The taste is great and it is soft, a bit chewy and not dry, but it is still too crumbly. When I push it, it is too easy to break apart. Could you please explain how I should fix this.

Recipe

  • All purpose flour - 138g.
  • Melted butter / unsalted - 100g.
  • Baking powder - 5g.
  • Milk powder - 20g.
  • Cacao powder - 40g.
  • Melted dark chocolate (62%) - 30g (mix it together with the melted butter).
  • Brown sugar - 125g.
  • 1 Egg.

Method

  1. I use a flour mixer machine to mix the melted chocolate with the melted butter and brown sugar for 3 minutes (I mix them when the melted butter and melted chocolate are still warm).
  2. Add the egg and beat for 2 minutes.
  3. Add the cacao powder and milk powder and beat for 1 minute.
  4. Add the flour.
  5. Beat together for 2-3 minutes.
  6. Chill the dough in the fridge for 30 minutes - 1 hour.
  7. Bake:
    • When I bake at 200C for 10 minutes, it is soft and a bit chewy, but easy to break.
    • When I bake at 200C for 10 minutes and 180C for a further 5 minutes, it becomes less breakable, but not soft.
2
  • Could you clarify what you mean in the last two sentences?
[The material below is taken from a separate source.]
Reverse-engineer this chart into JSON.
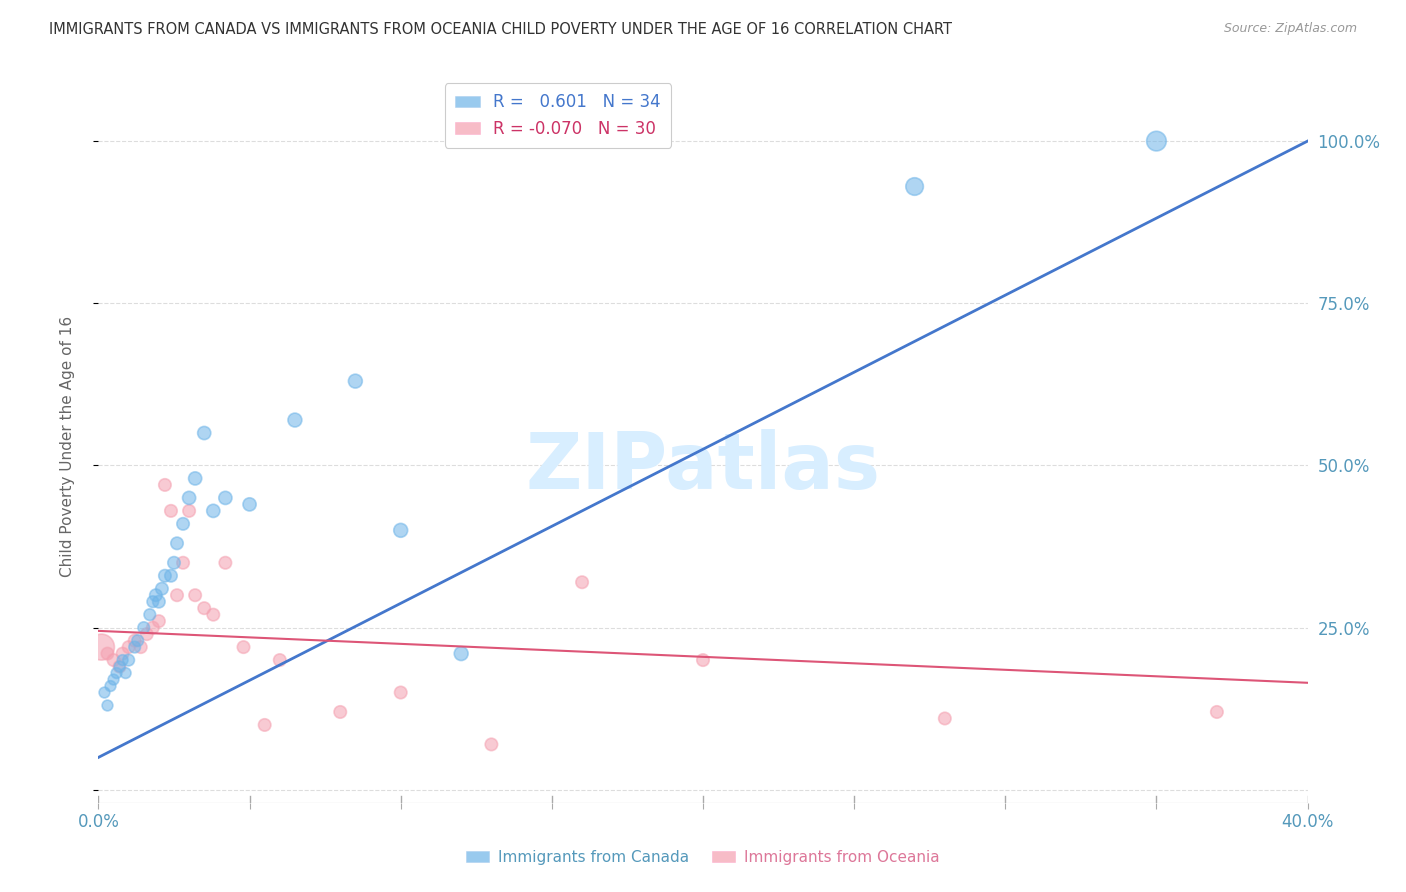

Did you bake them for 15 minutes at 200 then another ten minutes at 180?
    – mbjb
    Mar 10, 2020 at 8:43
  • @mestackoverflow I think what the OP meant was to bake at 200C for 10 minutes then at 180C for a further 5 minutes, leading to a total of 15 minutes. I think they accidentally put f instead of 5. Mar 10, 2020 at 15:03

3 Answers 3

1

One think I would try is changing up the egg white to egg yolk recipe by multiplying the other ingredients by 1.5x and adding an extra yolk. Egg yolks are a source of emulsified fat and they keep cookies fudgier (and chewier). For other variables you can tweak, you might look at J. Kenji Lopez Alt's guide to chocolate chip cookies. He takes each ingredient 1 by 1 and changes it up to see how it effects his cookie texture. Your cookies are going to be a little different thanks to the extra fats from the chocolate (hence why I think an emulsifier would help), but it should still be a helpful resource.

0

Here is a trick from The Perfect Cookie Cookbook. I do this all the time now.
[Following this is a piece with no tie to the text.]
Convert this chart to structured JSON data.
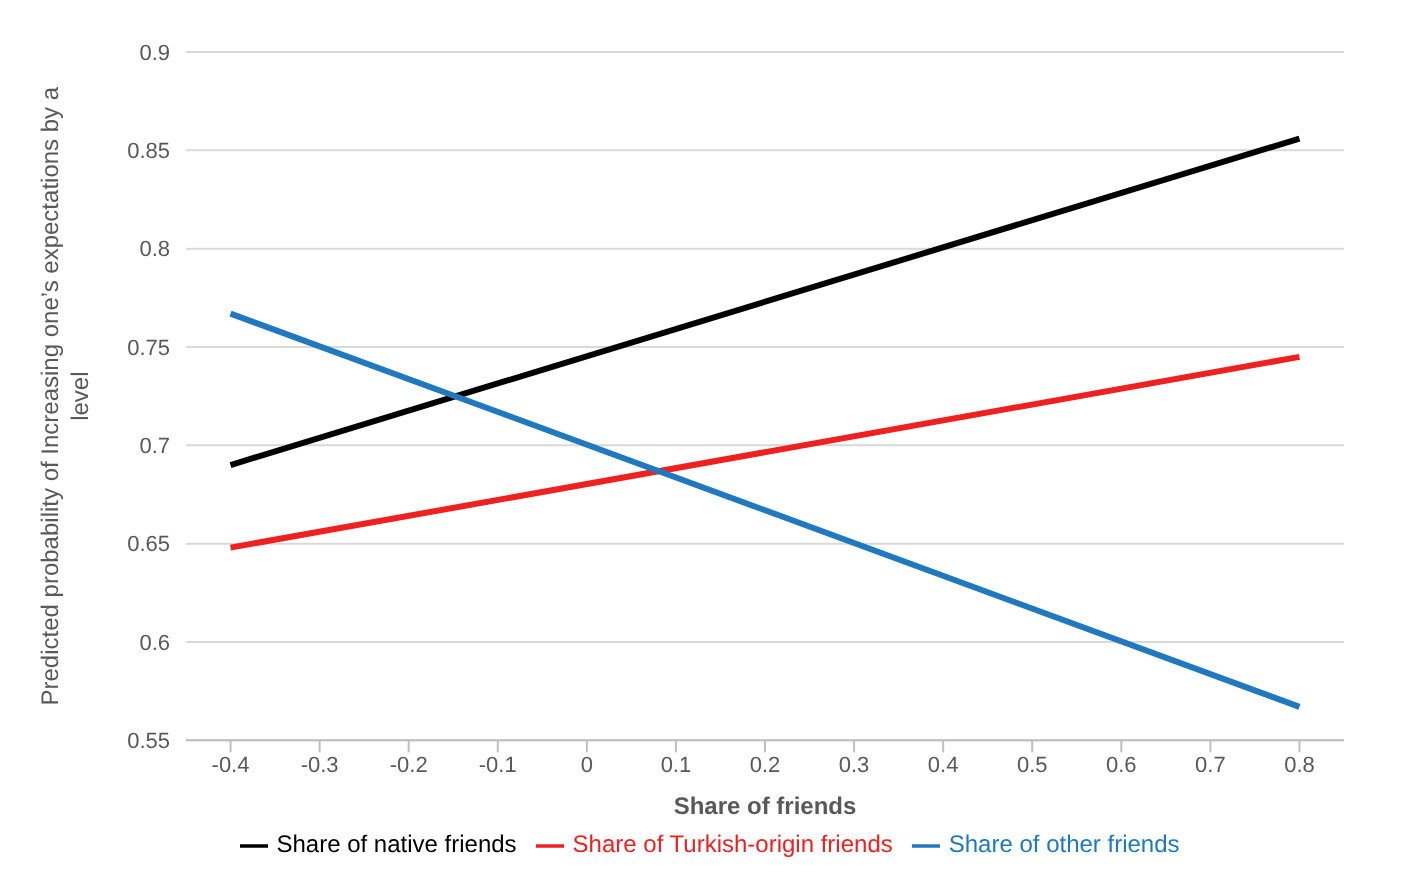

Take away 1 tablespoon butter and add 1 tablespoon cooking oil. I have been using sunflower oil but any minimally flavored (corn, canola) or nutty oil should work. Not coconut oil - the idea is that the oil is less solid at room temperature than butter but coconut oil is comparable to butter.

The cookies are less crumbly and more chewy. They are better!

0

I notice a serious lack of liquid in this recipe. This results in the flour not fully being dissolved and the cookies being crumbly.

Replacing the milk powder with milk should improve the recipe, or you could just add some water.